The intersection with serverless

As mentioned in my previous post, where I predicted some bigger trends behind the surface of Serverless & GraphQL, serverless has deeper implications than what is usually known for. For example, it can be seen as Serverless is a very compelling technology to deal with workloads that are build driven like static site generators, you need to handle workloads that are event driven (with events generated by changes to the application, the data or the domain model) and then different in scale and distribution over time than workloads to serving constant traffic.

To support build cycles and pipelines, Serverless becomes relevant again as infrastructure used to host these new kinds of architectures. Step functions are something to look at in order to understand how this future might look like.

Conclusion

Before concluding this post, it’s important to look at what static site generators represent and which factors they rely on to achieve the popularity they currently enjoy.
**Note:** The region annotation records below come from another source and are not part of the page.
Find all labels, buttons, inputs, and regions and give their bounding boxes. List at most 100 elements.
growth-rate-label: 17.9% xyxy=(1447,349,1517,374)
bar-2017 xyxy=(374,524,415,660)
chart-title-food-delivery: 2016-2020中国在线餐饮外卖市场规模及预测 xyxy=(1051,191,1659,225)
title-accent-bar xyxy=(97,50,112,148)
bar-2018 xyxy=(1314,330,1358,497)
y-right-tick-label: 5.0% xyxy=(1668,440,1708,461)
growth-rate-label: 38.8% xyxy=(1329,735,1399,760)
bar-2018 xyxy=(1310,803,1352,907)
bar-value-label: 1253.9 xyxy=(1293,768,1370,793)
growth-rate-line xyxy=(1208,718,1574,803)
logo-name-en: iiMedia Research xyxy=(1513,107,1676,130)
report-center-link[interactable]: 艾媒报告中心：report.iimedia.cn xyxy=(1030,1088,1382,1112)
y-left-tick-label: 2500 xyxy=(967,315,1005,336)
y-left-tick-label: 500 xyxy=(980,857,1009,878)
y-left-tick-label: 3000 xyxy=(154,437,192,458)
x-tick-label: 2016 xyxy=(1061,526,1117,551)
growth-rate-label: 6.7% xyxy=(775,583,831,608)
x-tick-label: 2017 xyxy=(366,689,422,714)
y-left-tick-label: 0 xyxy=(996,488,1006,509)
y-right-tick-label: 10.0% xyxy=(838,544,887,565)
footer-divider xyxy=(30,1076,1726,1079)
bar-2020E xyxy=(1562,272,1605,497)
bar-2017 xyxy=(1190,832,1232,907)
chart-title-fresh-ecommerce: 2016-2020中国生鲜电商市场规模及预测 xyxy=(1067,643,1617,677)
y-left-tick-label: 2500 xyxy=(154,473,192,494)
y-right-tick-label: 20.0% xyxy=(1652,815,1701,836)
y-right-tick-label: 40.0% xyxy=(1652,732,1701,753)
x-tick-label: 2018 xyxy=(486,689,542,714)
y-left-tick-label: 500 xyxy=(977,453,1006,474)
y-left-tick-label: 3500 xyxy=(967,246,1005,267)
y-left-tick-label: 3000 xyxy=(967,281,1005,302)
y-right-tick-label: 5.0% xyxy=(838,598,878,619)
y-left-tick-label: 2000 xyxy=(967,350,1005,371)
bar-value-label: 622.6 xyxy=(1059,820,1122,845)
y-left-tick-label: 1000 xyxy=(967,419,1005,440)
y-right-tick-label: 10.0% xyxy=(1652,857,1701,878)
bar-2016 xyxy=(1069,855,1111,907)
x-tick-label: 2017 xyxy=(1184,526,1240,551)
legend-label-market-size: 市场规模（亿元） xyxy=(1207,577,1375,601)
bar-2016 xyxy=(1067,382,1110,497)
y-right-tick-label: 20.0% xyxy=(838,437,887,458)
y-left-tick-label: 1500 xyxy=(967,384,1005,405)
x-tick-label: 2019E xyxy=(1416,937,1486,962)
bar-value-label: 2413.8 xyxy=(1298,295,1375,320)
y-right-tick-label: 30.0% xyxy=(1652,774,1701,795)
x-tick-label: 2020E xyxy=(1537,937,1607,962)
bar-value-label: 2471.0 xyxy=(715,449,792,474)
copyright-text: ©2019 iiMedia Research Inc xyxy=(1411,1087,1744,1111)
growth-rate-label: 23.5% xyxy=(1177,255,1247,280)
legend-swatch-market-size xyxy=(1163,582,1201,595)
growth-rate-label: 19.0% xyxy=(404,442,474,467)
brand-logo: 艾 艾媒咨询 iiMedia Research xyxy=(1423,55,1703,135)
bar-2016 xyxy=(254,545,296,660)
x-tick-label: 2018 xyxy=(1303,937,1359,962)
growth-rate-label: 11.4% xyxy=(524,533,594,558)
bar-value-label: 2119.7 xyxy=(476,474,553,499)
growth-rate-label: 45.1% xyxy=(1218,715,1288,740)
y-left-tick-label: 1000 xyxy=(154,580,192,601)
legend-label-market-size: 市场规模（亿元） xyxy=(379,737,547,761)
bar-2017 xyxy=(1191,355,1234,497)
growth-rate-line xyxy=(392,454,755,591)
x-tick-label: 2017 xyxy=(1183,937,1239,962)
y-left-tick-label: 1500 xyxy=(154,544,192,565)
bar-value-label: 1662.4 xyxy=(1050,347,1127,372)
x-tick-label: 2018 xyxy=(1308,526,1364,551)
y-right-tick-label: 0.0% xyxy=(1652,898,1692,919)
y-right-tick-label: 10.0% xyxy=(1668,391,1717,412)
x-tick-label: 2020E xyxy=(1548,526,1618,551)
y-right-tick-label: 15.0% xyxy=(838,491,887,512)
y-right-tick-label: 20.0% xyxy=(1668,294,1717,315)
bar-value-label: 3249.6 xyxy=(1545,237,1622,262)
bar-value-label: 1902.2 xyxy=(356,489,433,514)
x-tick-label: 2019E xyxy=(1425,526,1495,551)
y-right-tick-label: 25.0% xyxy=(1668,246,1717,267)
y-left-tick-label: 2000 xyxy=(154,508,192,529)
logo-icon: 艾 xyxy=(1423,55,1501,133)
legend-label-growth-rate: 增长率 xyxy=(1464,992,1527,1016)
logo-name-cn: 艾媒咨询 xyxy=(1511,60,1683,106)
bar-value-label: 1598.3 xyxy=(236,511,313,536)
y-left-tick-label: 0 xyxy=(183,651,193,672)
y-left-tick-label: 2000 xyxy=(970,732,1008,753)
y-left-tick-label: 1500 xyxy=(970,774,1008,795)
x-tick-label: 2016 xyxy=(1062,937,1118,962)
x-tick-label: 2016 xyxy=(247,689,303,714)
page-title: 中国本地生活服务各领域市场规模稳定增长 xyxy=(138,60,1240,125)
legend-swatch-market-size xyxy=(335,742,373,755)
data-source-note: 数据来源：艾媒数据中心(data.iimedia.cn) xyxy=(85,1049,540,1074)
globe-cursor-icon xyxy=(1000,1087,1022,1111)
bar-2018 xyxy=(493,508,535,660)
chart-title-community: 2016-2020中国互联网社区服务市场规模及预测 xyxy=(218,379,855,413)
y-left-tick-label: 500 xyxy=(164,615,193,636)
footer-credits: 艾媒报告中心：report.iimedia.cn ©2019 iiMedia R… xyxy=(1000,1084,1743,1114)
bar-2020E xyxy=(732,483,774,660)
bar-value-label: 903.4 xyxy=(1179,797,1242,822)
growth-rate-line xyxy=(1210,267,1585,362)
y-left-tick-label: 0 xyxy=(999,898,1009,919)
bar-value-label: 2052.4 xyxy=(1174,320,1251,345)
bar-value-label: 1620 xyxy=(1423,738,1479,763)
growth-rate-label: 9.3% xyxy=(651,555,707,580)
The first important realization is that static site generators can be more dynamic than the name suggests and that the concepts they apply might see much wider adoption if accompanied with a significant innovation of the toolchains currently in use. As an example static site generators might be a pointer to the fact that build processes are about to be re-evaluated as a delivery mechanism for more than application logic.

In short, here are trends to watch for, as they might serve as seeds for future looking-thoughts:

Data enters the runtime at the very beginning of the computation, instead of being grabbed during computation
The event that triggers the computation is a change in application logic, in the data of the domain that the application deals with, or changes of the data domain itself
A user request can be satisfied by serving a pre-compiled set of assets (that are built only when the underlying data is updated, and not at request time)
The data is "built", instead of being fetched and integrated at every request; requiring more modern build systems and innovations of the concept of build systems

Next step

It’s important to keep watching how the phenomenon of static sites continues to evolve and seeing the prospects of the new generation of web architectures that are build-based rather than the current request/response-focused patterns.

In order for that trend to grow, other trends need to fall into place; build systems and databases (or systems that front the database) are some areas we need to look at for innovations. This will be something I will elaborate in follow up posts of this series.